A outra evidência que sugere o desaparecimento dos quadrinhos, como os conhecemos, é o fato de que a Internet fornece mais recursos tecnológicos do que a linguagem dos quadrinhos demanda. Numa HQ, as imagens e o texto possuem função de simulação: a sequência de desenhos produz a ilusão de movimento e os balões e onomatopéias representam o som (mas som e movimento não existem de fato). Já a Internet tem como recursos tanto o áudio quanto a animação de imagens, que se aplicados às histórias em quadrinhos criam uma nova linguagem híbrida, ou simplesmente levarão ao desaparecimento dos quadrinhos.

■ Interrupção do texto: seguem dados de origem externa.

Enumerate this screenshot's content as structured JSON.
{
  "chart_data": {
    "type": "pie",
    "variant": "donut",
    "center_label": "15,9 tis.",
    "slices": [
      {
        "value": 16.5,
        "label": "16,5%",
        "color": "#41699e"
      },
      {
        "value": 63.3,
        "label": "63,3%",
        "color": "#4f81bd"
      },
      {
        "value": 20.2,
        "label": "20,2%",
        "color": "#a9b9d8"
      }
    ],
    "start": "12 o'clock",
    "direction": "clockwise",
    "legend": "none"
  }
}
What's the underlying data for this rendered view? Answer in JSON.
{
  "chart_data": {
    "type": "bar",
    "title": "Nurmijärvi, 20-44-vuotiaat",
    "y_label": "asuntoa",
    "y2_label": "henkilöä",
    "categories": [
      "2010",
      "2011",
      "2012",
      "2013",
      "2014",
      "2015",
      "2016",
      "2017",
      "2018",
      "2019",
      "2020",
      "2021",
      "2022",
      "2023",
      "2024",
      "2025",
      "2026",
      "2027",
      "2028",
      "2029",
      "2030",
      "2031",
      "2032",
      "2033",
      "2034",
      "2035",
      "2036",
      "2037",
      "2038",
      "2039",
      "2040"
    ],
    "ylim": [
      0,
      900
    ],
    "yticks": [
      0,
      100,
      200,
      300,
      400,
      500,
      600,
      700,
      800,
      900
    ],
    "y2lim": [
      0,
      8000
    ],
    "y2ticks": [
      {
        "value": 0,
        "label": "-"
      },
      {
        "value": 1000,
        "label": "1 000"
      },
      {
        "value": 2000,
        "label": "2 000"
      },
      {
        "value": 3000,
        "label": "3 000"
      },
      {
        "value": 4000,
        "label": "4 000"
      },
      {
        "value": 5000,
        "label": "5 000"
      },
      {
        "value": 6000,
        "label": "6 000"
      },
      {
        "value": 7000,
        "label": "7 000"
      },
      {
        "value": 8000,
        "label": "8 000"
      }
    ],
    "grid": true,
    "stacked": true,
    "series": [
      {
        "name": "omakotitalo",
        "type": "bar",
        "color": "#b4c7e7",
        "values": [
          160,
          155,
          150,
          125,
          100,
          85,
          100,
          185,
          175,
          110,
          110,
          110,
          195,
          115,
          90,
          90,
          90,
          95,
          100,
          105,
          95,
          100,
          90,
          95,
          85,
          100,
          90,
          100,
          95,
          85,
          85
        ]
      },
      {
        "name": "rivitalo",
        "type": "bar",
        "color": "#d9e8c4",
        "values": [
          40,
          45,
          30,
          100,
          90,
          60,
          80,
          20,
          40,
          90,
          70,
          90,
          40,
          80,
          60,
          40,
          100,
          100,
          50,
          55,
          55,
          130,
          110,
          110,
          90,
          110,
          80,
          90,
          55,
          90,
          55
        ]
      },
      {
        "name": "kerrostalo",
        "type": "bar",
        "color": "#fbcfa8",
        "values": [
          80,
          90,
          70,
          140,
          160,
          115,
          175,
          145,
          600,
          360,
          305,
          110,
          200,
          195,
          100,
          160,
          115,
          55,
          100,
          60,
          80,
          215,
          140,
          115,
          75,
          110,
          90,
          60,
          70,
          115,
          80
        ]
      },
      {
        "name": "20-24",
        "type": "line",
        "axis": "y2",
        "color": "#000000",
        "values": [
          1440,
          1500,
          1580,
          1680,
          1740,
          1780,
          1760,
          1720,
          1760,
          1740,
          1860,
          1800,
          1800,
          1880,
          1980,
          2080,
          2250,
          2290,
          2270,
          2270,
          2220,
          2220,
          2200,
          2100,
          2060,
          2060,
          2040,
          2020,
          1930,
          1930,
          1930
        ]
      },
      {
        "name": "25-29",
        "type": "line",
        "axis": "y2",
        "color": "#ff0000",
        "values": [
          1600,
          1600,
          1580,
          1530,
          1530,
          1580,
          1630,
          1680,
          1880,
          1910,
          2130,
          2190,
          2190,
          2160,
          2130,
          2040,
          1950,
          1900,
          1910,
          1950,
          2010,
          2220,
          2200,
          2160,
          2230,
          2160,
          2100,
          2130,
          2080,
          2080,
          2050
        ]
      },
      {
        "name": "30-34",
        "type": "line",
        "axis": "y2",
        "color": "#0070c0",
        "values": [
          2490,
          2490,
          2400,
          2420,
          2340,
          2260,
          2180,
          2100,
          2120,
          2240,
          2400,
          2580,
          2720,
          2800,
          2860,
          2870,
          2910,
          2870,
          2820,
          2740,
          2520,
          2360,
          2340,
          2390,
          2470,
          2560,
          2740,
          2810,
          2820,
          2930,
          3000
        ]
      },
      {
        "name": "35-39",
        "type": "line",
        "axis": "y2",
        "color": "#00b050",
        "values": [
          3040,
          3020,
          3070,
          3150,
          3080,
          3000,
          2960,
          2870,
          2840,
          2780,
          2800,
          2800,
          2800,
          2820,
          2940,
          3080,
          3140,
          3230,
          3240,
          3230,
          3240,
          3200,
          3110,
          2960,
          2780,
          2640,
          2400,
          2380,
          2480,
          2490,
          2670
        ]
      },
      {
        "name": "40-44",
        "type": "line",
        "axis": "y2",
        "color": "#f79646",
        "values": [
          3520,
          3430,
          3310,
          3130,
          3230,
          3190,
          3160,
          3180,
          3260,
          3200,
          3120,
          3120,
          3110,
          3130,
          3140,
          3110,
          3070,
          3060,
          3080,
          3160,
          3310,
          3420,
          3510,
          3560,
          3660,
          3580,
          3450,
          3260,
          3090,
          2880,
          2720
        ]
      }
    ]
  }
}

Em contrapartida, é inegável que os elementos característicos dos quadrinhos (a narrativa visual, os balões e o grafismo sintético) há muito tempo projetaram-se para além do espaço das HQ’s, estando hoje plenamente difundidos. Basta dar uma olhada nos anúncios publicitários, no cinema, tevê e na própria Internet. Enquanto se desenvolvem as possibilidades de veiculação das HQ’s no espaço virtual, a questão de como elas se adaptarão fica em aberto, mas certamente decidirá o papel dos quadrinhos (e até sua própria existência) no próximo século.
Wellington Srbek, Graduado em História pela Faculdade de Filosofia e Ciências Humanas e mestrando pela Faculdade de Educação da UFMG; editor e roteirista das revistas SOLAR e CALIBAN e editor dos fanzines REPLICANTES, IDEÁRIO e ÁGAPE.